I sit inside another Fluence for a demonstration of battery switch. Better Place is testing the system ahead of its planned initial deployment of about 56 stations around Israel. (The company will offer all its customers a personal charging spot at home and work.) For a driver the system is, as I had been told, as easy as a visit to a filling station. The driver switches the car to neutral, turns off the ignition, and I feel the car rise as it is lifted. The old battery is taken out, then a battery is lifted from a rack alongside and latched into the bottom of the car.
. . .
On the same day I ride the Fluence, I interview Agassi, putting to him some of the scepticism in the industry about decoupling and shunting around heavy batteries. (The Fluence’s weighs about 250 kg).
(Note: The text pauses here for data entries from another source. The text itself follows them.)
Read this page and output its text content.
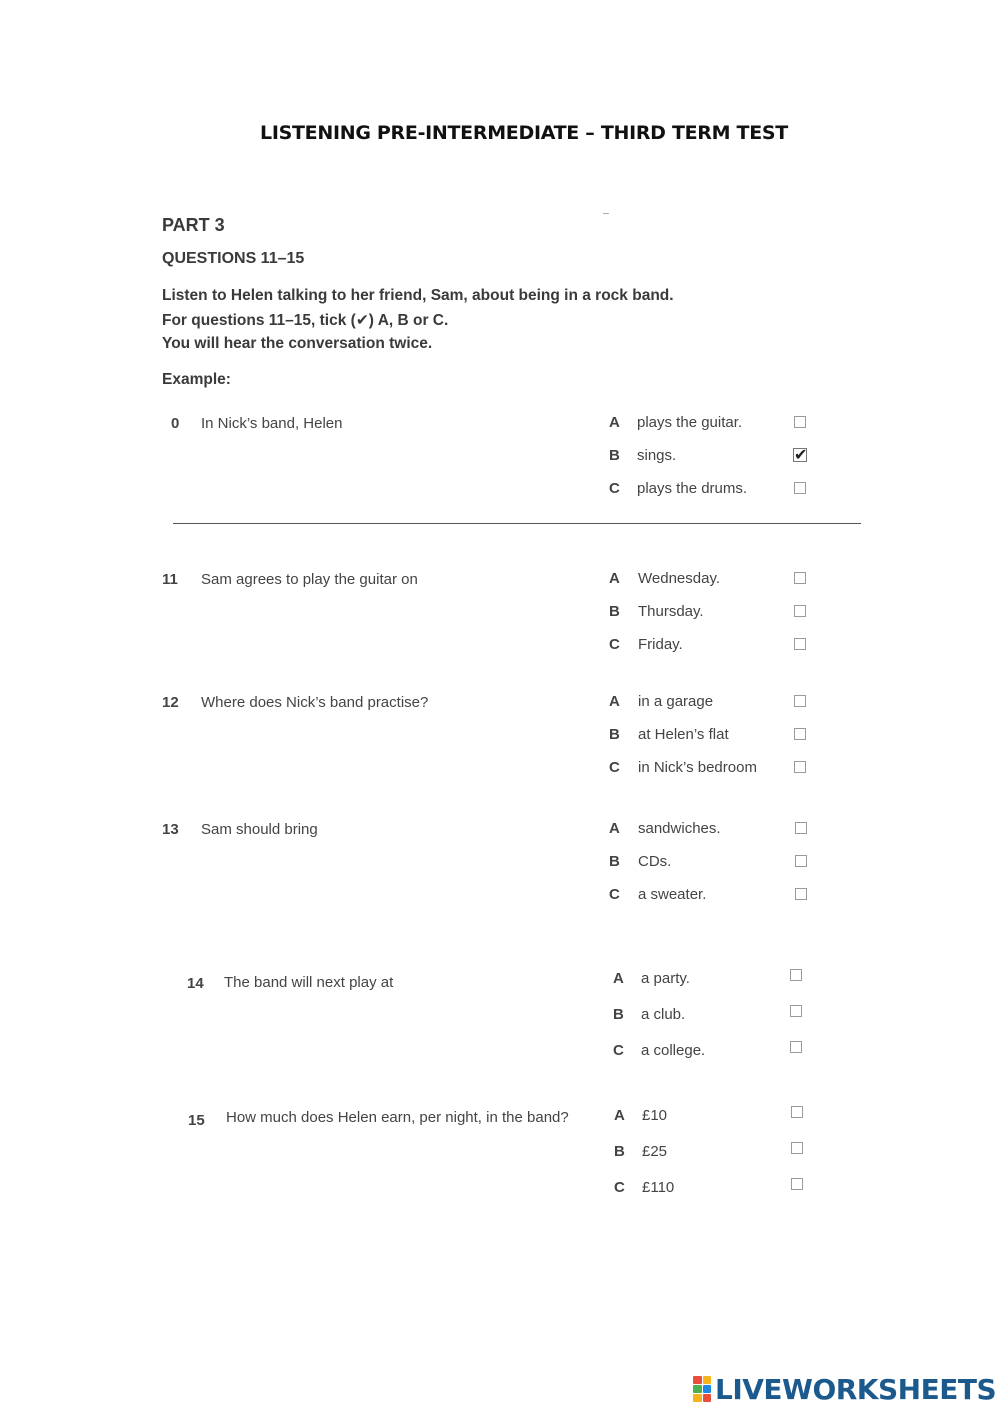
LISTENING PRE-INTERMEDIATE – THIRD TERM TEST
PART 3
QUESTIONS 11–15
Listen to Helen talking to her friend, Sam, about being in a rock band.
For questions 11–15, tick (✔) A, B or C.
You will hear the conversation twice.
Example:
0 In Nick’s band, Helen	A plays the guitar.
B sings.	✔
C plays the drums.
11 Sam agrees to play the guitar on	A Wednesday.
B Thursday.
C Friday.
12 Where does Nick’s band practise?	A in a garage
B at Helen’s flat
C in Nick’s bedroom
13 Sam should bring	A sandwiches.
B CDs.
C a sweater.
14 The band will next play at	A a party.
B a club.
C a college.
15 How much does Helen earn, per night, in the band?	A £10
B £25
C £110
LIVEWORKSHEETS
He is patient with my questions, which, I suspect, he hears a lot. “It scares the industry like any change scares the industry”, he says. “The analysts are still looking at a switchable battery car as if it were competition to an electric vehicle, but it’s competition to a normal car.”
But isn’t battery swap an expensive solution to a problem that market forces and technological change will solve themselves? “We’re building a network on day one that can serve 100,000-plus cars”, he says. The price of the network, he said, amounts to “about seven days of gasoline – seven days of gasoline to get a country off oil.”
He says that the same ratio applies to every country in Europe. “We can get France, the UK, Germany off the use of oil for seven days’ gasoline. We can prove that”.
To confront some of the scepticism, in April Better Place opened a switch station in Tokyo that is keeping three taxis running around the clock. There the time needed for battery switch is 59 seconds. The station has a glass wall, and is a minor tourist attraction.
Agassi’s company is sceptical about quick-charging, which it says is not as quick as it sounds: the car’s battery needs to be cooled first, or risk becoming degraded over repeated charges. Better Place also points out that it would put greater demands on the power supply; one of the company’s key constituencies, in Israel as elsewhere, is the utility companies. Utilities will need to manage the requirement for power that millions of electric cars will create.
Agassi’s model appears to have resonated in China, where the government is launching electric car pilots in five cities. In July, a government conference on electric cars endorsed battery swapping and slow charging as the way to recharge electric vehicles and plug-in hybrids in the future. “If China goes electric, it doesn’t matter if Merkel will only have a million electric cars on the road by 2020,” Agassi says.
Concluding the interview, we walk out to the visitors’ centre, which Agassi calls “the biggest dealership on earth”. He says that about 250 people pass through its door daily; as we stand there, about three dozen people are waiting for the tour.
“Do you see this?” he asks me, in sales pitch mode again. “This is every automakers’ dream – they would love to see something like this in their dealerships.
“I’m getting this here – and half of them are signing up”. With that, Agassi is off to another meeting.